I’m wandering through Sports Authority, through a maze of Tec-Wick, Dry-Fit, and Nalgene bottles, wondering what to get Dad for Christmas. It’s Saturday morning, and the line is already snaking down the center aisle, past the racks of sunglasses and Power Bars and Marmot gloves.
It’s not that Dad has everything—it’s that he has nothing.
His 83 years have been narrowed down to what can fit on three shelves, in six shallow drawers, and in a nightstand that is the only thing remaining of his bedroom set.
Everything else has been passed down to us or to the auctioneer.
He’s been in a nursing home almost five years now. We’ve run through every gift that one could think of for a parent in this situation—a birdfeeder for outside the window, which he can’t see because his wheelchair always faces the other direction. Multiple plants—the staff keep killing them by over or under watering them, even though there’s a sign that says in big, black print “DO NOT WATER EXCEPT ON FRIDAYS,” taped right next to the sign that says “DO NOT OPEN WINDOW.”
Early on, we bought him wireless headphones so he could watch T.V. late at night when his roommate was sleeping—but now they go to bed at the same time and he doesn’t know how to turn them on. We bought movies he would like, but he only watches them when we’re there to turn on the DVD player, and it’s hard to find two hours when he is awake long enough to watch a film from beginning to end.
One year, we bought him a digital photo frame, but he never seemed to want it on—maybe because of the old pictures of him and our mom.

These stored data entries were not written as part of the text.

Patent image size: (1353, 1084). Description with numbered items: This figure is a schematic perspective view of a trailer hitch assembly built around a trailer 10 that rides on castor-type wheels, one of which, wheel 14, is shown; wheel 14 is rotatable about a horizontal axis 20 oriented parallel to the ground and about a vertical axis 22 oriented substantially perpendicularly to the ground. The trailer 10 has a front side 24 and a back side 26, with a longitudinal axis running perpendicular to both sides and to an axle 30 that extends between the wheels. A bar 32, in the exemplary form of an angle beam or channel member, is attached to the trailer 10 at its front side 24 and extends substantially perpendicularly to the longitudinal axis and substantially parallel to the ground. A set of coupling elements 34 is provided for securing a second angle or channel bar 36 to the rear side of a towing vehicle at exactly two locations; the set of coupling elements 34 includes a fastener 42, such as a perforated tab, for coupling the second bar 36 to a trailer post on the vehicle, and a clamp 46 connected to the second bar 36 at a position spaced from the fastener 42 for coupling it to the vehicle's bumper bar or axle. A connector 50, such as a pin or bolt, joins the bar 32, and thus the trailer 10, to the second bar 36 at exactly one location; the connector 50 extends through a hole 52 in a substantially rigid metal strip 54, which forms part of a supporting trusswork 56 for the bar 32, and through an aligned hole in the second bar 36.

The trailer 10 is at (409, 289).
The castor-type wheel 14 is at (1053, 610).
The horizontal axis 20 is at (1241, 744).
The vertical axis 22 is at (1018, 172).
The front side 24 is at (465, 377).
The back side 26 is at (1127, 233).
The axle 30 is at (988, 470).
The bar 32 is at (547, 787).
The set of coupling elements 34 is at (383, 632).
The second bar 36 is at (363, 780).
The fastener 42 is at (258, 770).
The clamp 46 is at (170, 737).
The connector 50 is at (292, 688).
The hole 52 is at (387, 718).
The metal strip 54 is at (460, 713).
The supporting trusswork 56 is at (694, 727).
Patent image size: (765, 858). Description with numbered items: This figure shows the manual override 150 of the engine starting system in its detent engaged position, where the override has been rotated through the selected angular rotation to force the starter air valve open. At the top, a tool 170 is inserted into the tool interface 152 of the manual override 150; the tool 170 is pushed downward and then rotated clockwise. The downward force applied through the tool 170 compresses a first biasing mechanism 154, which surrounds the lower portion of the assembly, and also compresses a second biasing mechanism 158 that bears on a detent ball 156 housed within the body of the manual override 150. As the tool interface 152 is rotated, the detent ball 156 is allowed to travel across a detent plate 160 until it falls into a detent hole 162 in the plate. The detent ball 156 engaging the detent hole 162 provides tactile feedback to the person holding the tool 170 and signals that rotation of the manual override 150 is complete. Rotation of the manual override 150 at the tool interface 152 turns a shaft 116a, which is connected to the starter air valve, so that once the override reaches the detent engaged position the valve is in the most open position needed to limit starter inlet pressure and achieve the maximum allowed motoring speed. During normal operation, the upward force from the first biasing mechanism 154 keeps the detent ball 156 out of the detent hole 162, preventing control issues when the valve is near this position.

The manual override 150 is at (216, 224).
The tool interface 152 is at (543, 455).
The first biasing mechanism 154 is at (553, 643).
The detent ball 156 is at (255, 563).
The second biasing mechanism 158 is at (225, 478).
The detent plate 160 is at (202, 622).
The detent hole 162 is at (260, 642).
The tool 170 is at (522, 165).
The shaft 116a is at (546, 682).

I laugh sometimes, remembering how he was always hard to buy for—he was so practical, that whenever he needed anything, he’d just buy it. It used to drive my mother crazy when he’d buy himself a new Citizen watch or a new down coat a month before Christmas.
We’ve bought him multiple Ghosts: WWII calendars and books about football and airplanes. I bought him a Red Sox plastic tumbler with a lid, frames for current photos of the family, and bags of sugar free candy that we sneak to him when the nurses aren’t looking.
So here we are, 10 days to Christmas, and I am at a loss. Clothes are probably the best bet, as they get soiled pretty easily, and at least he will be able to see the gifts when the nurses dress him in the mornings.
I pick out some long-sleeve t-shirts and Patriots pajama bottoms, but somehow that just doesn’t seem like enough. So, I decide on a lightweight sweatshirt. But everything seems to be a hoody or says something stupid like The North Face Since 1968 in huge letters on the chest.
Finally, I find a snazzy zip-Adidas jacket, charcoal grey, with stripes up the arms. The stripes are bright yellow—the color of the Ford Ranger truck he used to drive. He always loved that color—he has a winter coat the same hue—a blazing yellow.
There’s only two of the jacket on the rack—one medium, and one large. I pull the large off to see if it might be big enough—Dad used to be a large, but these days we go for XL because of the few pounds he’s gained around his middle due to insulin, and from inactivity.
The large looks too small, and there’s no XL.
My eyes start tearing up. I put the coat back, and circle the racks of sweatshirts again. Maybe I can find something else that is close.
I think, “This is ridiculous. Why am I crying over a stupid sweatshirt?”
I watched the movie 50/50 last night. Great movie, but very sad watching Joseph Gordon-Levitt battle for his life at 27. He had only a 50 percent chance of making it. My dad’s chances of seeing another Christmas are probably 2 to 98. Could be better, but you never know.
I want to get him an Ultimate Track Jacket with classic Adidas stripes. I promise myself as I leave the store that I will find it somewhere, maybe online.
When my mother died, I gave the funeral home a purple velour warm-up suit to dress her in, the one with green zippers and trim. It was one of the few outfits left that still fit her and wasn’t ruined. It’s appropriate, I guess, that I want to dress my dad in Adidas. He has a race ahead of him, and if nothing else, he needs to be styling when he sees my mom.